One common security technique that’s been gaining popularity is the use of text messages sent to your cell phone in addition to using your username and password. In short, you receive a text message with a passcode, then you use that, your login ID, and password to gain access to your sensitive data. Common in banking, it’s been gaining acceptance in the healthcare community. But there’s a problem, a big one. If you think Short Messaging System- (SMS-)-based authentication is your savior for securing patient or remote access to your PHI, then you’re entertaining a false sense of security.
More than a decade ago, attacks would come in the form of passive intrusions. A password sniffer would work away until it stumbled upon the correct password tied to a given username, for example. Two-factor authentication relying upon SMS would have been an effective deterrent; but that was more than 10 years ago. Today, threat vectors have changed and become more aggressive. Using SMS as a form of additional authentication doesn’t close all the holes, and these sophisticated threats are adept at exploiting them. Here are two examples of the weakness.

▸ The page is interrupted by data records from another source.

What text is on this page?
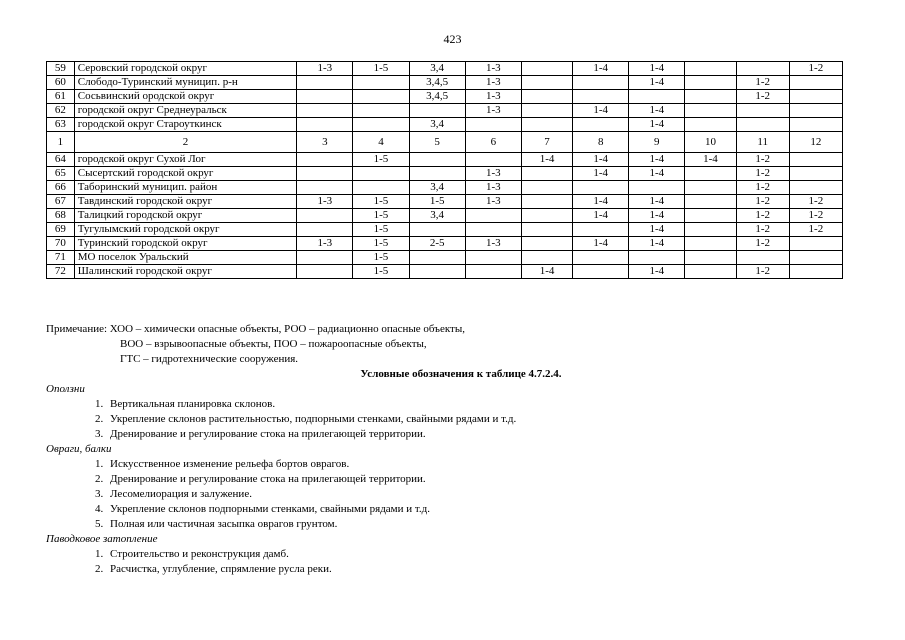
423
59	Серовский городской округ	1-3	1-5	3,4	1-3		1-4	1-4			1-2
60	Слободо-Туринский муницип. р-н			3,4,5	1-3			1-4		1-2	
61	Сосьвинский ородской округ			3,4,5	1-3					1-2	
62	городской округ Среднеуральск				1-3		1-4	1-4			
63	городской округ Староуткинск			3,4				1-4			
1	2	3	4	5	6	7	8	9	10	11	12
64	городской округ Сухой Лог		1-5			1-4	1-4	1-4	1-4	1-2	
65	Сысертский городской округ				1-3		1-4	1-4		1-2	
66	Таборинский муницип. район			3,4	1-3					1-2	
67	Тавдинский городской округ	1-3	1-5	1-5	1-3		1-4	1-4		1-2	1-2
68	Талицкий городской округ		1-5	3,4			1-4	1-4		1-2	1-2
69	Тугулымский городской округ		1-5					1-4		1-2	1-2
70	Туринский городской округ	1-3	1-5	2-5	1-3		1-4	1-4		1-2	
71	МО поселок Уральский		1-5								
72	Шалинский городской округ		1-5			1-4		1-4		1-2	
Примечание: ХОО – химически опасные объекты, РОО – радиационно опасные объекты,
ВОО – взрывоопасные объекты, ПОО – пожароопасные объекты,
ГТС – гидротехнические сооружения.
Условные обозначения к таблице 4.7.2.4.
Оползни
1. Вертикальная планировка склонов.
2. Укрепление склонов растительностью, подпорными стенками, свайными рядами и т.д.
3. Дренирование и регулирование стока на прилегающей территории.
Овраги, балки
1. Искусственное изменение рельефа бортов оврагов.
2. Дренирование и регулирование стока на прилегающей территории.
3. Лесомелиорация и залужение.
4. Укрепление склонов подпорными стенками, свайными рядами и т.д.
5. Полная или частичная засыпка оврагов грунтом.
Паводковое затопление
1. Строительство и реконструкция дамб.
2. Расчистка, углубление, спрямление русла реки.
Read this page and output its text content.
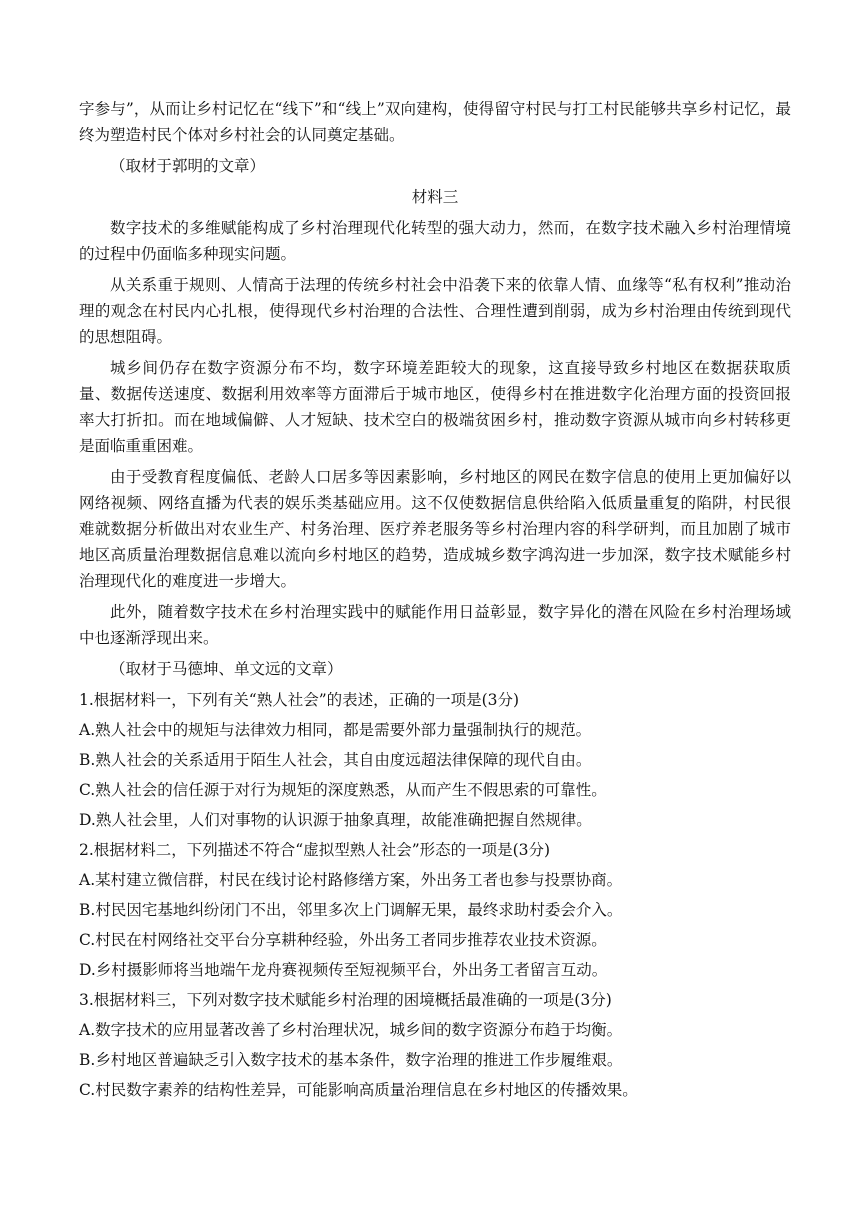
字参与”，从而让乡村记忆在“线下”和“线上”双向建构，使得留守村民与打工村民能够共享乡村记忆，最终为塑造村民个体对乡村社会的认同奠定基础。

（取材于郭明的文章）

材料三

数字技术的多维赋能构成了乡村治理现代化转型的强大动力，然而，在数字技术融入乡村治理情境的过程中仍面临多种现实问题。

从关系重于规则、人情高于法理的传统乡村社会中沿袭下来的依靠人情、血缘等“私有权利”推动治理的观念在村民内心扎根，使得现代乡村治理的合法性、合理性遭到削弱，成为乡村治理由传统到现代的思想阻碍。

城乡间仍存在数字资源分布不均，数字环境差距较大的现象，这直接导致乡村地区在数据获取质量、数据传送速度、数据利用效率等方面滞后于城市地区，使得乡村在推进数字化治理方面的投资回报率大打折扣。而在地域偏僻、人才短缺、技术空白的极端贫困乡村，推动数字资源从城市向乡村转移更是面临重重困难。

由于受教育程度偏低、老龄人口居多等因素影响，乡村地区的网民在数字信息的使用上更加偏好以网络视频、网络直播为代表的娱乐类基础应用。这不仅使数据信息供给陷入低质量重复的陷阱，村民很难就数据分析做出对农业生产、村务治理、医疗养老服务等乡村治理内容的科学研判，而且加剧了城市地区高质量治理数据信息难以流向乡村地区的趋势，造成城乡数字鸿沟进一步加深，数字技术赋能乡村治理现代化的难度进一步增大。

此外，随着数字技术在乡村治理实践中的赋能作用日益彰显，数字异化的潜在风险在乡村治理场域中也逐渐浮现出来。

（取材于马德坤、单文远的文章）

1.根据材料一，下列有关“熟人社会”的表述，正确的一项是(3分)

A.熟人社会中的规矩与法律效力相同，都是需要外部力量强制执行的规范。

B.熟人社会的关系适用于陌生人社会，其自由度远超法律保障的现代自由。

C.熟人社会的信任源于对行为规矩的深度熟悉，从而产生不假思索的可靠性。

D.熟人社会里，人们对事物的认识源于抽象真理，故能准确把握自然规律。

2.根据材料二，下列描述不符合“虚拟型熟人社会”形态的一项是(3分)

A.某村建立微信群，村民在线讨论村路修缮方案，外出务工者也参与投票协商。

B.村民因宅基地纠纷闭门不出，邻里多次上门调解无果，最终求助村委会介入。

C.村民在村网络社交平台分享耕种经验，外出务工者同步推荐农业技术资源。

D.乡村摄影师将当地端午龙舟赛视频传至短视频平台，外出务工者留言互动。

3.根据材料三，下列对数字技术赋能乡村治理的困境概括最准确的一项是(3分)

A.数字技术的应用显著改善了乡村治理状况，城乡间的数字资源分布趋于均衡。

B.乡村地区普遍缺乏引入数字技术的基本条件，数字治理的推进工作步履维艰。

C.村民数字素养的结构性差异，可能影响高质量治理信息在乡村地区的传播效果。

The man-in-the-middle attack is basically what it sounds like: A miscreant lures you to a fake banking site, or healthcare portal, for example, and when you enter your sensitive information, including your SMS code, they’re there to capture it. The important point to know is SMS based two-factor authentication will not typically thwart this type of attack. Along the same line as the man-in-the-middle attack are Trojans, key loggers, and other types of malware that enable criminals to capture your sensitive information as you enter it, for example, and then use it for their own nefarious purposes.
SMS was not designed with security in mind. As a result, numerous spoofing exploits exist. Additionally, mobile devices are frequently lost or stolen, reducing their reliability as a security metric. Finally, as this platform is used more commonly for authentication, so too will the attacks on it proliferate. Our point here is to recognize that a SMS-based authentication method is better than none at all, but it still falls short of being truly secure.
While SMS is a welcome addition to the realm of authentication to enhance the protection of health information, it’s not a significant step forward. Greater security measures already exist and will matriculate their way into the healthcare community. If you’re thinking fingerprint scanning or other bio-feedback authentication, we’ll discuss the shortcomings of those techniques in future posts.